In a career spanning five decades, Mr. Soloff was considered a consummate musician who had performed with artists like Gil Evans, Frank Sinatra, Barbra Streisand, Maynard Ferguson, Tony Bennett, Aretha Franklin, Paul Shaffer, Ornette Coleman, Lou Reed, and many others. He helped found the Manhattan Jazz Quintet, played with the contemporary quintet Manhattan Brass, and had his own groups, including Lew Soloff and the Afro Cuban Ensemble and the Lew Soloff Quartet.
Mr. Soloff was known for his work with jazz-rock pioneers Blood, Sweat and Tears, where he created the searing horn lines in the song “Spinning Wheel.” He played with the band from 1968 to 1973, a period when the group earned nine Gold Records and a Grammy for 1969 Record of The Year.
Mr. Soloff’s classical training came out in his work with Manhattan Brass, where he performed traditional classical works by composers J.S. Bach, Monteverdi, and Gesualdo along with newer music by David Dzubay and Daniel Schnyder as well as jazz material by Wynton Marsalis and Paquito D’Rivera. He was also asked to perform with Coleman and The Kronos Quartet on a commission for trumpet and strings.
As an educator, Mr. Soloff was on the faculty of the Manhattan School of Music for nearly 20 years and served an adjunct faculty member at Julliard and New School.
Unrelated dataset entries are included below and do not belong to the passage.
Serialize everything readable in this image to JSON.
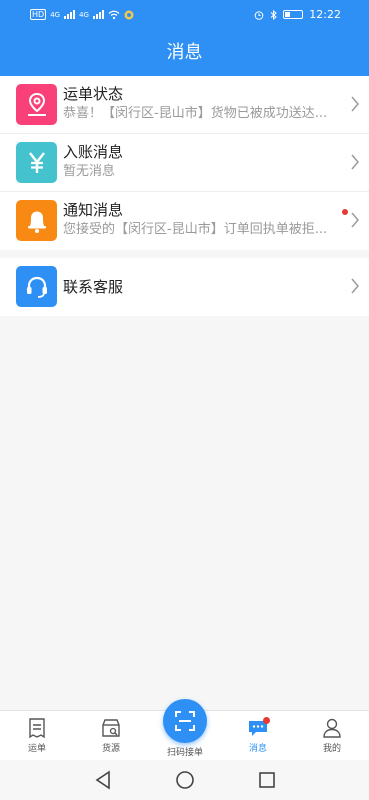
{
  "status_bar": {
    "left_labels": [
      "HD",
      "4G",
      "4G"
    ],
    "time": "12:22"
  },
  "header": {
    "title": "消息"
  },
  "messages": [
    {
      "title": "运单状态",
      "subtitle": "恭喜！【闵行区-昆山市】货物已被成功送达...",
      "icon": "location-pin-icon",
      "color": "#fa4078",
      "unread": false
    },
    {
      "title": "入账消息",
      "subtitle": "暂无消息",
      "icon": "yen-icon",
      "color": "#44c2ce",
      "unread": false
    },
    {
      "title": "通知消息",
      "subtitle": "您接受的【闵行区-昆山市】订单回执单被拒...",
      "icon": "bell-icon",
      "color": "#f88a14",
      "unread": true
    }
  ],
  "service": {
    "title": "联系客服",
    "icon": "headset-icon",
    "color": "#2e90f5"
  },
  "tabs": [
    {
      "label": "运单",
      "icon": "waybill-icon",
      "active": false
    },
    {
      "label": "货源",
      "icon": "cargo-search-icon",
      "active": false
    },
    {
      "label": "扫码接单",
      "icon": "scan-icon",
      "active": false
    },
    {
      "label": "消息",
      "icon": "chat-bubble-icon",
      "active": true,
      "badge": true
    },
    {
      "label": "我的",
      "icon": "user-icon",
      "active": false
    }
  ],
  "nav": {
    "buttons": [
      "back-icon",
      "home-icon",
      "recents-icon"
    ]
  },
  "colors": {
    "primary": "#2e90f5",
    "badge": "#e53935"
  }
}
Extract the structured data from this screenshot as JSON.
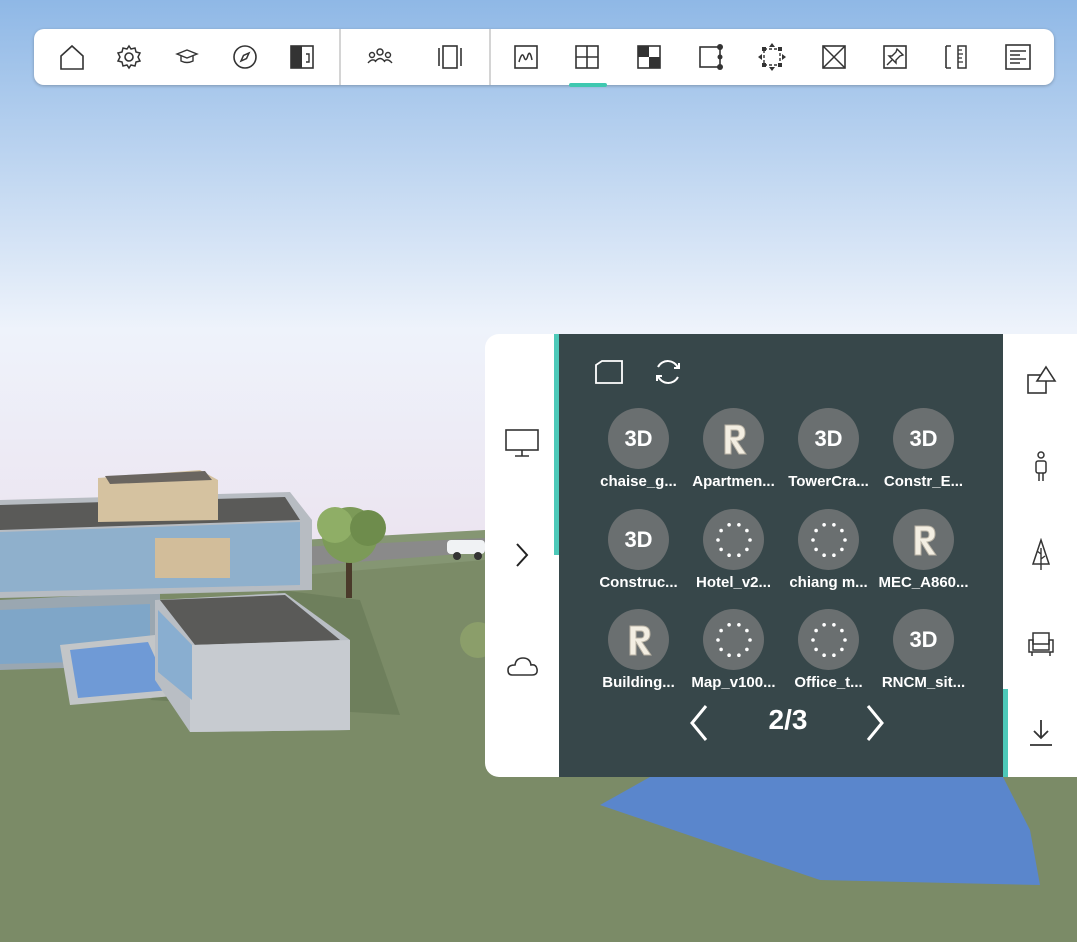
{
  "toolbar": {
    "items": [
      {
        "icon": "home-icon"
      },
      {
        "icon": "gear-icon"
      },
      {
        "icon": "graduation-cap-icon"
      },
      {
        "icon": "compass-icon"
      },
      {
        "icon": "split-view-icon"
      },
      {
        "icon": "people-icon"
      },
      {
        "icon": "frame-icon"
      },
      {
        "icon": "sketch-icon"
      },
      {
        "icon": "section-plane-icon"
      },
      {
        "icon": "checker-icon"
      },
      {
        "icon": "node-edit-icon"
      },
      {
        "icon": "transform-icon"
      },
      {
        "icon": "cross-box-icon"
      },
      {
        "icon": "pin-icon"
      },
      {
        "icon": "measure-icon"
      },
      {
        "icon": "list-icon"
      }
    ],
    "active_item": "section-plane-icon",
    "accent_color": "#3fc8b0"
  },
  "left_strip": {
    "items": [
      {
        "icon": "monitor-icon"
      },
      {
        "icon": "chevron-right-icon"
      },
      {
        "icon": "cloud-icon"
      }
    ]
  },
  "panel": {
    "top_buttons": [
      {
        "icon": "folder-icon"
      },
      {
        "icon": "refresh-icon"
      }
    ],
    "files": [
      {
        "label": "chaise_g...",
        "type": "3D"
      },
      {
        "label": "Apartmen...",
        "type": "R"
      },
      {
        "label": "TowerCra...",
        "type": "3D"
      },
      {
        "label": "Constr_E...",
        "type": "3D"
      },
      {
        "label": "Construc...",
        "type": "3D"
      },
      {
        "label": "Hotel_v2...",
        "type": "loading"
      },
      {
        "label": "chiang m...",
        "type": "loading"
      },
      {
        "label": "MEC_A860...",
        "type": "R"
      },
      {
        "label": "Building...",
        "type": "R"
      },
      {
        "label": "Map_v100...",
        "type": "loading"
      },
      {
        "label": "Office_t...",
        "type": "loading"
      },
      {
        "label": "RNCM_sit...",
        "type": "3D"
      }
    ],
    "pagination": {
      "text": "2/3",
      "current": 2,
      "total": 3
    },
    "background_color": "#37474a"
  },
  "right_strip": {
    "items": [
      {
        "icon": "shapes-icon"
      },
      {
        "icon": "person-icon"
      },
      {
        "icon": "tree-icon"
      },
      {
        "icon": "armchair-icon"
      },
      {
        "icon": "download-icon"
      }
    ]
  }
}
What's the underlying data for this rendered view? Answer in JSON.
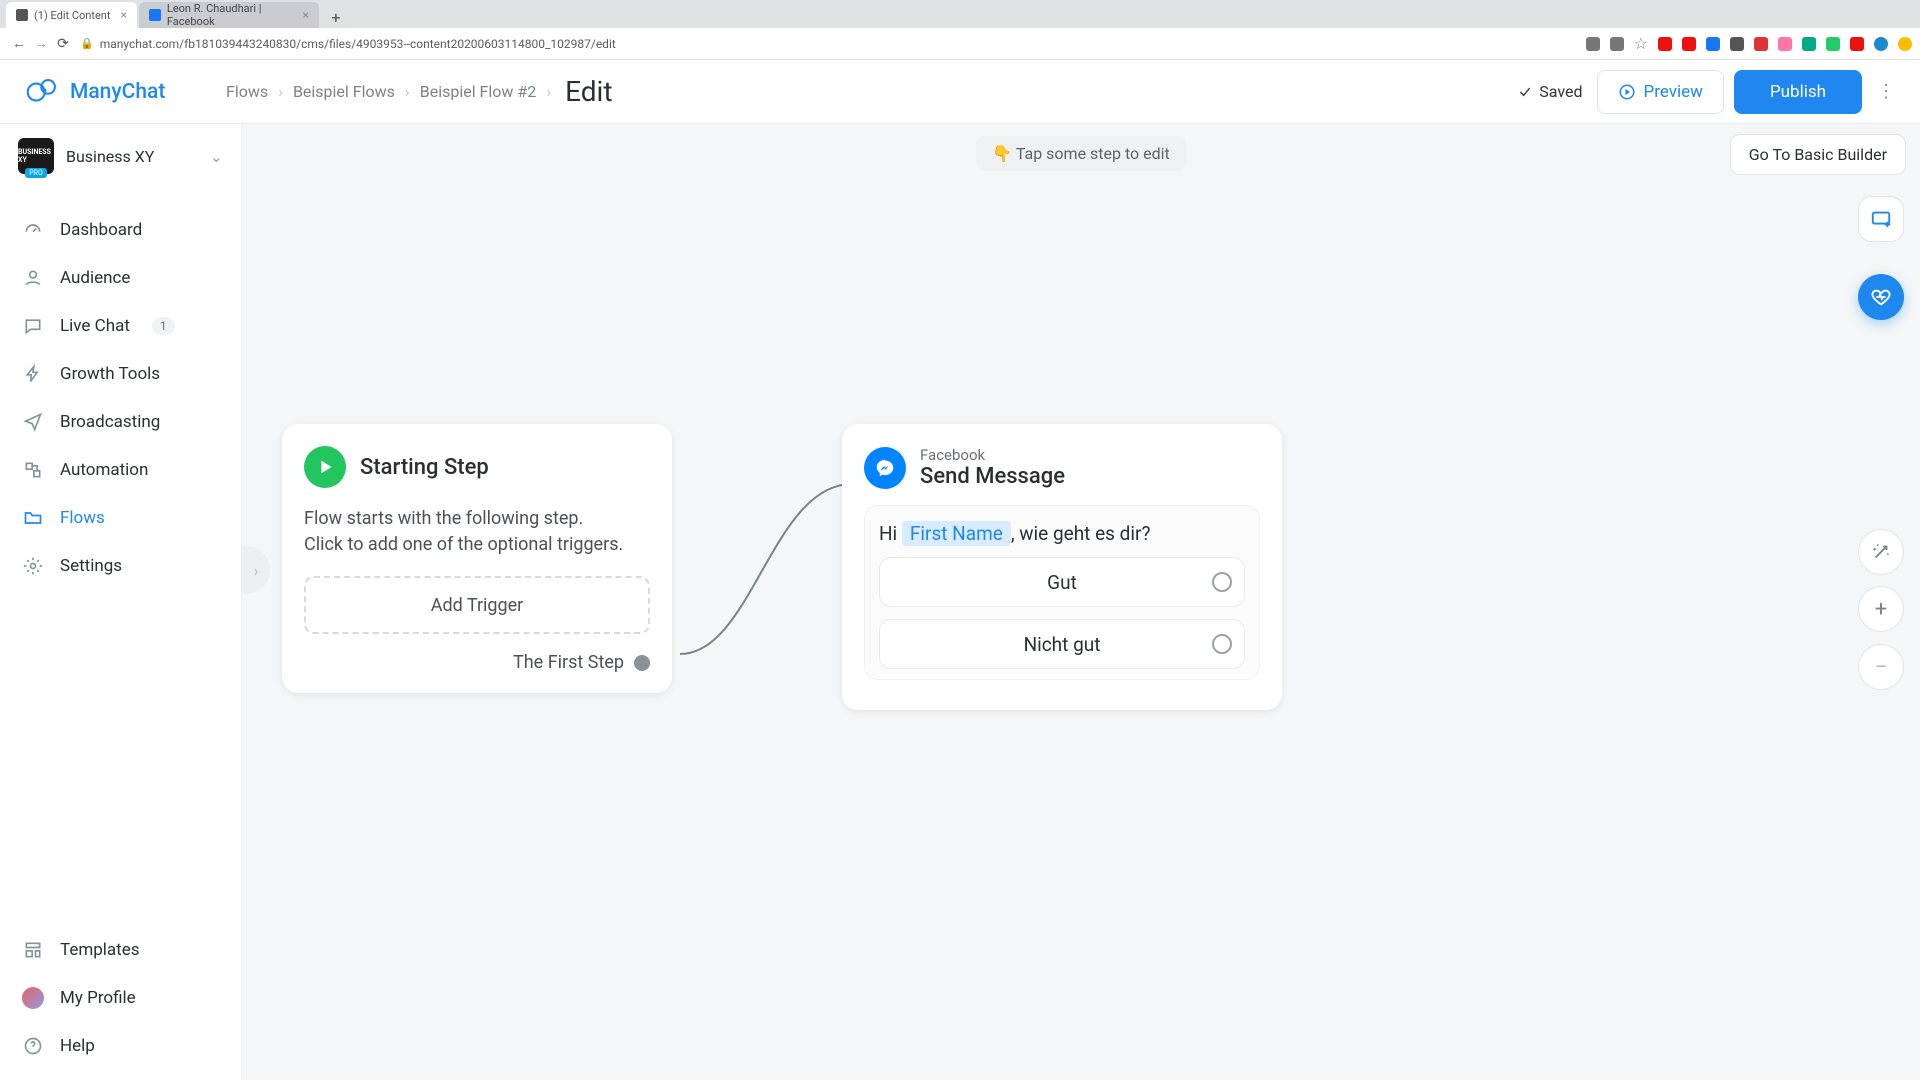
{
  "browser": {
    "tabs": [
      {
        "title": "(1) Edit Content",
        "active": true
      },
      {
        "title": "Leon R. Chaudhari | Facebook",
        "active": false
      }
    ],
    "url": "manychat.com/fb181039443240830/cms/files/4903953--content20200603114800_102987/edit"
  },
  "brand": "ManyChat",
  "workspace": {
    "name": "Business XY",
    "badge": "PRO"
  },
  "breadcrumbs": {
    "a": "Flows",
    "b": "Beispiel Flows",
    "c": "Beispiel Flow #2",
    "current": "Edit"
  },
  "toolbar": {
    "saved": "Saved",
    "preview": "Preview",
    "publish": "Publish",
    "basic": "Go To Basic Builder"
  },
  "hint": "👇 Tap some step to edit",
  "nav": {
    "dashboard": "Dashboard",
    "audience": "Audience",
    "livechat": "Live Chat",
    "livechat_badge": "1",
    "growth": "Growth Tools",
    "broadcasting": "Broadcasting",
    "automation": "Automation",
    "flows": "Flows",
    "settings": "Settings",
    "templates": "Templates",
    "profile": "My Profile",
    "help": "Help"
  },
  "start_node": {
    "title": "Starting Step",
    "desc1": "Flow starts with the following step.",
    "desc2": "Click to add one of the optional triggers.",
    "add_trigger": "Add Trigger",
    "first_step": "The First Step"
  },
  "msg_node": {
    "sub": "Facebook",
    "title": "Send Message",
    "text_pre": "Hi ",
    "var": "First Name",
    "text_post": ", wie geht es dir?",
    "replies": [
      "Gut",
      "Nicht gut"
    ]
  }
}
Mr. Soloff appeared in Rochester twice in the past 8 years. In 2007, he performed in the recreation of fellow Eastman alumnus Chuck Mangione’s famous 1970 Friends and Love concert, the event which catapulted Mangione to national recognition. In October 2009, Mr. Soloff returned to Eastman to participate in a jazz forum and perform in a memorial tribute concert to saxophonist Gerry Niewood, a 1970 Eastman graduate with whom Mr. Soloff had performed.